要什么女人没有,偏偏要在这宁王府的荷花宴上做出这等丑事来,辰儿究竟是怎么想的!许大夫人捂着胸口,气得胃都痛了,幸得苏大小姐今日没有来,否则她若是亲眼见着,还不知道会有多么尴尬。
许老夫人有几分坐立不安,最终还是站了起来,走到苏老夫人面前:“苏老夫人,这……实在是对不住了。”
苏老夫人拉长着脸,只是也不好拂了许老夫人的面子,只能闷闷不乐的回答:“只盼许侍郎婚后收敛些,也盼老夫人与大夫人多疼爱我家珍丫头一些。她素来不欲与人争执,只怕是会要吃亏。”
“苏老夫人尽管放心,我会将苏大小姐当自己的亲孙女儿看待的!”许老夫人只能将姿态放得低低:“若是晨儿敢欺负苏大小姐,我必然不会饶他!”
苏老夫人长长的吐了一口气:“有许老夫人这句话,我就放心了。”
“哦?还真有这样的事情?”窗户边上站着一个四十余岁的男人,头戴紫金冠,身上深紫色的锦衣,正透过那雕花格子窗朝外边张望:“那郑三小姐生得美貌若此?竟然引得许侍郎当众脱衣?”
“回王爷的话,小人也未曾见过那郑三小姐,可许侍郎委实当众脱衣了。
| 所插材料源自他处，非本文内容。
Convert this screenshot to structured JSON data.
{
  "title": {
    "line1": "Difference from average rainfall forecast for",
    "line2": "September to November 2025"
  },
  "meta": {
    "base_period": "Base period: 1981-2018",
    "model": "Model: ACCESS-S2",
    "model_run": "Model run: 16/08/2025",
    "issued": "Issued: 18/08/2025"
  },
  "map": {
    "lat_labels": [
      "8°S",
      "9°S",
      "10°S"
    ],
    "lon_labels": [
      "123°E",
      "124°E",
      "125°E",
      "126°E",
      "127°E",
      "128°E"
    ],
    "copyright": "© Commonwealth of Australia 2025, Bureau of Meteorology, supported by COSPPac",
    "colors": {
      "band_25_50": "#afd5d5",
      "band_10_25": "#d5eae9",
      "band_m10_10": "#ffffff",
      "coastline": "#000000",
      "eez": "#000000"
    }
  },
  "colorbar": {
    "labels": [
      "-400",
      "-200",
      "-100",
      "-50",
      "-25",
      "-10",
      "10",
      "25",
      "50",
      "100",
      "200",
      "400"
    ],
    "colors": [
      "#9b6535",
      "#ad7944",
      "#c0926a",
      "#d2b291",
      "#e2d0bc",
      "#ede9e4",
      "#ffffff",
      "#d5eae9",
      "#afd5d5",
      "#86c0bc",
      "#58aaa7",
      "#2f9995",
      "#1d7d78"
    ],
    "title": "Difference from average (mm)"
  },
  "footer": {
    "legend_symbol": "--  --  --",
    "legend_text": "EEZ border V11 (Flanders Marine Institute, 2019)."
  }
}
”一个管事站在旁边笑得格外猥琐:“京城都说那许侍郎贪好美色,果然没有说错。”
宁王将手上套着的一个玉扳指拨了拨,淡淡的绿色光芒一闪而过,映着他脸上怪异的笑容:“嗯,许侍郎,果然有点意思。既然他这般喜欢郑三小姐,本王也该促成他的美事才行,他定然会感谢本王。”
“只是……”那管事犹犹豫豫:“皇上不是已经替许侍郎赐婚了?”
“男人嘛,三妻四妾乃是常事,你方才说那个郑三小姐是庶出的,去做贵妾不是刚刚好?”宁王爽朗的笑了起来:“走,本王去瞧瞧这一对情投意合的鸳鸯鸟。”